Pourquoi Ankara observe avec attention la présidentielle à Chypre-Nord

Les enjeux du scrutin, dont le second tour se tiendra dimanche prochain, sont cruciaux pour les Chypriotes turcs et l’avenir de leurs relations avec la république de Chypre, plus de 40 ans après leur séparation.

Pourquoi Ankara observe avec attention la présidentielle à Chypre-Nord

Le président sortant de centre-gauche Mustafa Akinci, ici avec ses partisans à l’issue du premier tour de la présidentielle, le 11 octobre. Birol Bebek/AFP

C’est un rendez-vous dont l’impact dépasse le cadre national. Les habitants de la République turque autoproclamée de Chypre du Nord (RTNC) se sont rendus aux urnes pour élire leur président, dimanche 11 octobre. Le Premier ministre actuel, Ersin Tatar, leader du Parti de l’unité nationale (NUP), a pris la tête du scrutin avec 32,35 % des voix suivi par le président sortant de centre-gauche Mustafa Akinci, qui a récolté le soutien de 29,84 % des électeurs.

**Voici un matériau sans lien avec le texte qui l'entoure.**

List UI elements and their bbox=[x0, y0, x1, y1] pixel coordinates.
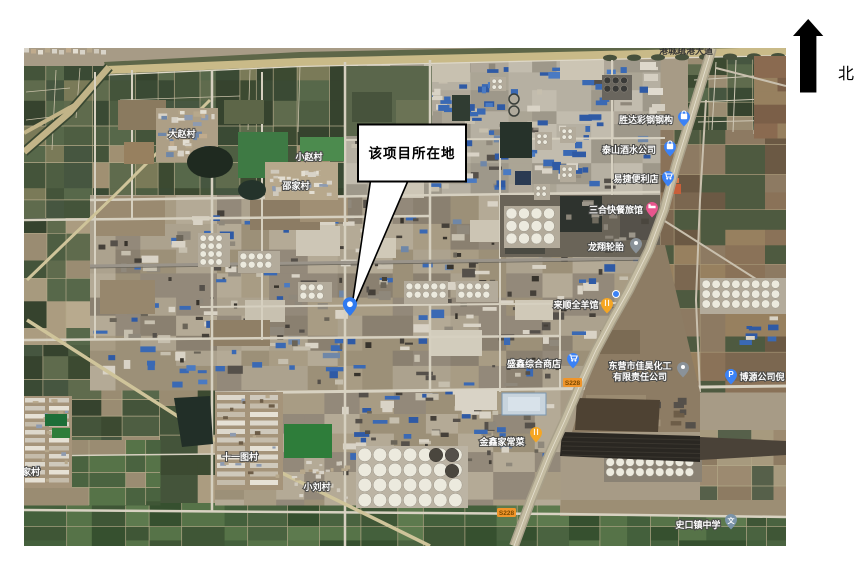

Aucun des deux candidats n’ayant obtenu la majorité, ils s’affronteront dimanche prochain à l’occasion du second tour.

Si Mustafa Akinci est arrivé en seconde place, il est cependant donné favori de l’élection grâce aux reports de voix attendus. Arrivé en troisième position avec près de 21 % des suffrages, Tufan Erhürman plaide, tout comme le président sortant, pour la réunification de Chypre sous la forme d’un État fédéral. « Le résultat du premier tour des élections dans le nord de Chypre indique que les circonscriptions pro-réunification sont toujours fortes », analyse pour L’OLJ Berkay Mandiraci, spécialiste de la Turquie à l’International Crisis Group.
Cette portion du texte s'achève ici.